Who thought that quarantine and social distancing would last so long?

In March of this year, almost all businesses had to rethink the traditional way of working and put many if not most of their employees on a remote work scheme, without much preparation. With a view to addressing some of the uncertainties employers faced at that time, Provisional Measure 927 was issued, making various labor standards more flexible, including the rules on remote work.

Provisional Measure 927 has now lapsed, and with a growing movement toward a return to on-site work, businesses are finding that they have to reinvent themselves once more.
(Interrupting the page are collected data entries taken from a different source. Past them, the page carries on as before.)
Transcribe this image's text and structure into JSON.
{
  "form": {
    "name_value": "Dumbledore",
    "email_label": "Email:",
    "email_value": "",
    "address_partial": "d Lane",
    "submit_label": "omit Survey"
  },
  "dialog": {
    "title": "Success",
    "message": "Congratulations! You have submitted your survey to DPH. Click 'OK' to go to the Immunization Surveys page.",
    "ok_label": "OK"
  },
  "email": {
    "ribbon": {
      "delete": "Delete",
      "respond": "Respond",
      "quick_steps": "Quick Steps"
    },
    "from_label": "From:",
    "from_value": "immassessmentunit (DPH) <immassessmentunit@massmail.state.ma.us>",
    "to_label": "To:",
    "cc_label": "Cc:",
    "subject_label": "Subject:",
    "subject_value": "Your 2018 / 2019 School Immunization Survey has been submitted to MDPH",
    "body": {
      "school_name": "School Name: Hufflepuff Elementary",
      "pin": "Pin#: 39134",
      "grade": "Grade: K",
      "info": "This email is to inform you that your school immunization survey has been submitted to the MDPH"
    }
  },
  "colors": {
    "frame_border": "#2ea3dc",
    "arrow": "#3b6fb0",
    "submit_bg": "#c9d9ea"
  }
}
We have seen three trends: (i) a return to fully on-site work, especially in businesses that are incompatible with remote work, (ii) maintaining remote work for an indefinite period of time, and (iii) hybrid schemes.

A return to on-site work for all employees may seem simple, but it is not. New occupational health and safety measures have to be implemented and strictly complied to avoid infections among employees, and potential fines and liability for the employer. Joint Directive (Portaria Conjunta) no. 20, for example, requires businesses to revise the layout of their offices to allow for social distancing, and to provide training on the use of masks and hygienic practices, among other things.
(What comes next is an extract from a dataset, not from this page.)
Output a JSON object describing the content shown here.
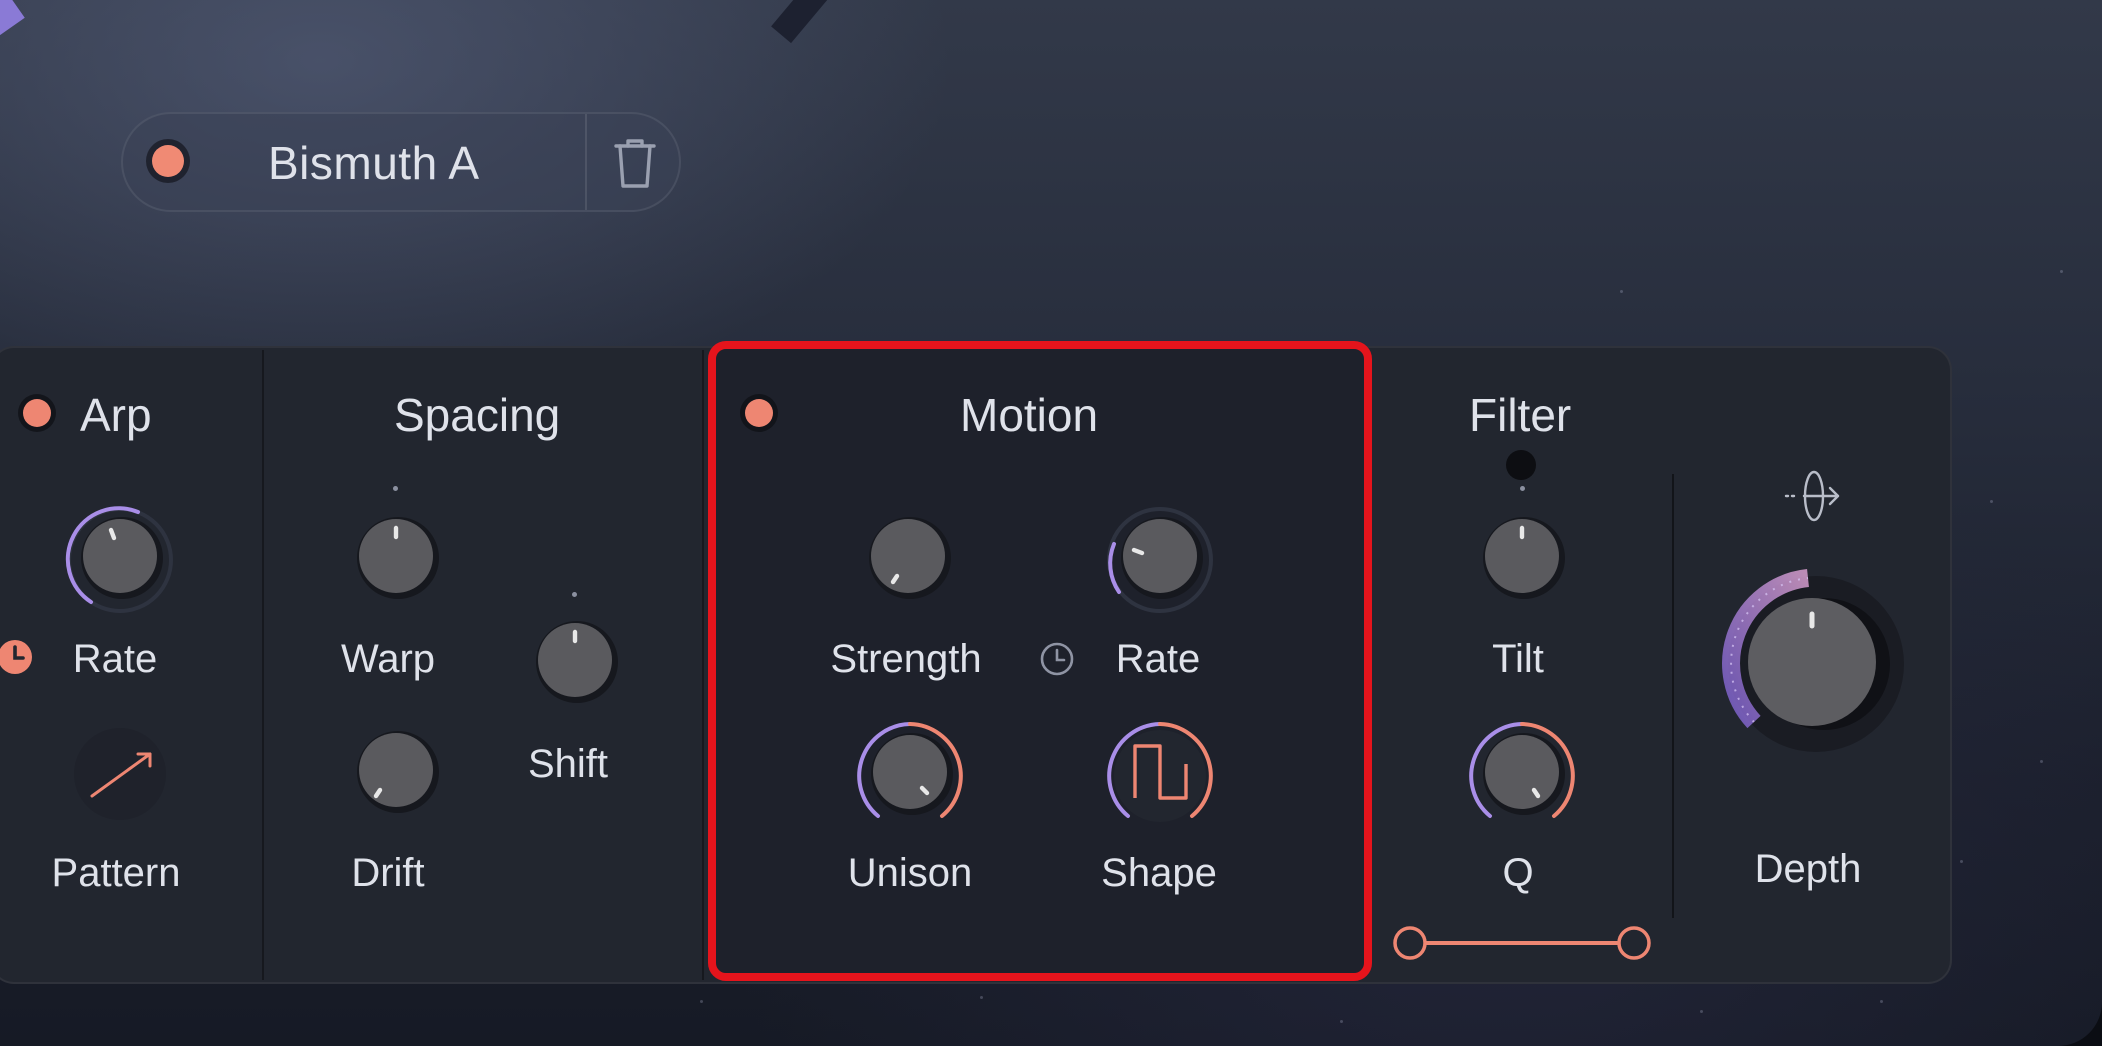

Employers that decide to extend remote work until a vaccine becomes available, or for other reasons (some businesses, for example, have seen a reduction in their costs), still must fully comply with the law. In particular, they are required to have their employees sign an employment agreement (or an amendment to an existing employment agreement) that provides for remote work. The agreement must set out the tasks that the employee will perform, allocate responsibility for acquiring, maintaining,

or supplying the technological equipment and infrastructure that the employee will need, and provide for reimbursement of the employee’s expenses. Employers are also required to instruct employees on the precautions they should take to avoid occupational illnesses and accidents when working from home, and employees are required to agree, in writing, to follow those instructions.

Hybrid schemes involve a mixture of on-site and remote work. Some businesses have set up shifts to ensure that no more than 50% of their employees are at the office on the same day. Others have adopted a flex model that allows employees to choose the days on which they will work at the office.

The hybrid model requires a little more care. In addition to amending employment agreements to provide for the new working conditions, including the conditions that apply when the employee is working from home, it is advisable for employers to adopt an internal policy setting out the rules governing hybrid schemes.

The biggest challenge in the hybrid model is keeping a record of time worked, since strictly speaking the employer’s obligation to record the time their employees work is only waived when the employee works remotely most of the time. The question is controversial, and employers should not assume that they are not required to keep a record of time worked for employees who work partly from home, or that they are only required to keep time records when employees work from the office. One way around this dilemma is to negotiate a collective agreement to establish that the employer is required to record time worked only for employees who work 100% on-site or, alternatively, to provide for other means of tracking time during remote work days, such as using apps that let employees clock in and out of work.

We are facing new challenges, but by taking into account the peculiarities of each business and the tasks performed by employees, safe and creative solutions are possible.